I was reading the paper Relaxation Kinetics of Ferric Thiocyanate (Goodall et. al, 1972) and I came across the passage
Reaction (1) is the simplest representation of the equilibrium between ferric and thiocyanate ions and their complex.

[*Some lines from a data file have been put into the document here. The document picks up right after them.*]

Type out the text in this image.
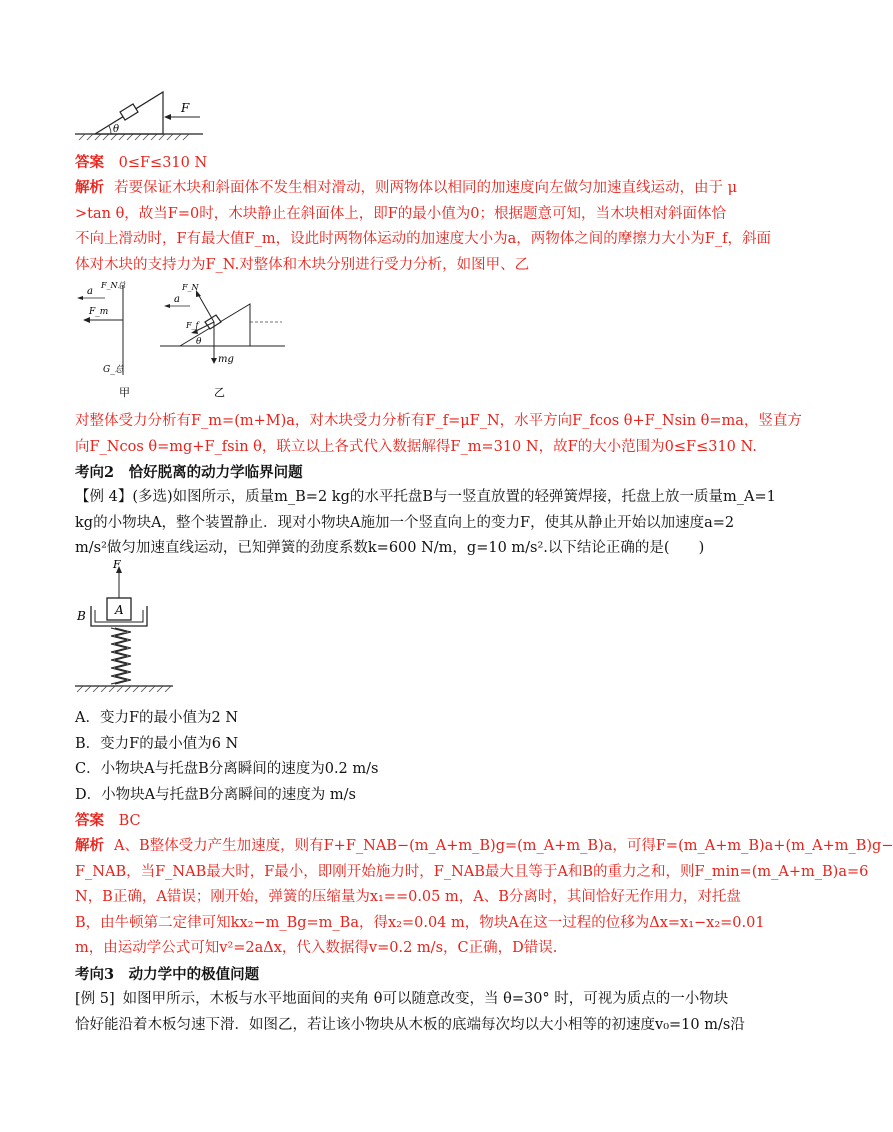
θ
F
答案 0≤F≤310 N
解析 若要保证木块和斜面体不发生相对滑动，则两物体以相同的加速度向左做匀加速直线运动，由于 μ
>tan θ，故当F=0时，木块静止在斜面体上，即F的最小值为0；根据题意可知，当木块相对斜面体恰
不向上滑动时，F有最大值F_m，设此时两物体运动的加速度大小为a，两物体之间的摩擦力大小为F_f，斜面
体对木块的支持力为F_N.对整体和木块分别进行受力分析，如图甲、乙
F_N总
a
F_m
G_总
甲
F_N
a
F_f
mg
θ
乙
对整体受力分析有F_m=(m+M)a，对木块受力分析有F_f=μF_N，水平方向F_fcos θ+F_Nsin θ=ma，竖直方
向F_Ncos θ=mg+F_fsin θ，联立以上各式代入数据解得F_m=310 N，故F的大小范围为0≤F≤310 N.
考向2　恰好脱离的动力学临界问题
【例 4】(多选)如图所示，质量m_B=2 kg的水平托盘B与一竖直放置的轻弹簧焊接，托盘上放一质量m_A=1
kg的小物块A，整个装置静止．现对小物块A施加一个竖直向上的变力F，使其从静止开始以加速度a=2
m/s²做匀加速直线运动，已知弹簧的劲度系数k=600 N/m，g=10 m/s².以下结论正确的是(　　)
F
A
B
A．变力F的最小值为2 N
B．变力F的最小值为6 N
C．小物块A与托盘B分离瞬间的速度为0.2 m/s
D．小物块A与托盘B分离瞬间的速度为 m/s
答案 BC
解析 A、B整体受力产生加速度，则有F+F_NAB−(m_A+m_B)g=(m_A+m_B)a，可得F=(m_A+m_B)a+(m_A+m_B)g−
F_NAB，当F_NAB最大时，F最小，即刚开始施力时，F_NAB最大且等于A和B的重力之和，则F_min=(m_A+m_B)a=6
N，B正确，A错误；刚开始，弹簧的压缩量为x₁==0.05 m，A、B分离时，其间恰好无作用力，对托盘
B，由牛顿第二定律可知kx₂−m_Bg=m_Ba，得x₂=0.04 m，物块A在这一过程的位移为Δx=x₁−x₂=0.01
m，由运动学公式可知v²=2aΔx，代入数据得v=0.2 m/s，C正确，D错误.
考向3　动力学中的极值问题
[例 5] 如图甲所示，木板与水平地面间的夹角 θ可以随意改变，当 θ=30° 时，可视为质点的一小物块
恰好能沿着木板匀速下滑．如图乙，若让该小物块从木板的底端每次均以大小相等的初速度v₀=10 m/s沿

The ratio $\frac{k_{12}}{k_{21}}$ is the equilibrium constant $K_c$, which has the value $\pu{1391 mol-1}$ at $\pu{298 ^\circ K}$ and ionic strength $\pu{0.5 mol kg-1}$. $$\ce{[Fe(H2O)6]^3+ + SCN^-1 <=>[k_{21}][k_{12}] [Fe(H2O)5SCN]^2+ + H2O} \tag{1}$$ The enthalpy change in the reaction is $\pu{-5 kJ mol-1}$, since $$\frac{\mathrm{d}\ln K_c}{\mathrm{d}T} = \frac{\Delta H}{RT^2}.$$
I am quite confused as to where the equation $$\frac{\mathrm{d}\ln K_c}{\mathrm{d}T} = \frac{\Delta H}{RT^2}$$ came from, as after integrating it, I seem to get the equation $\ln K_c=-\frac{\Delta H}{RT}$, which then suggests that $\Delta H=-RT\ln K_c$. However, $\Delta G^\circ=-RT\ln K$. How can these two be the same?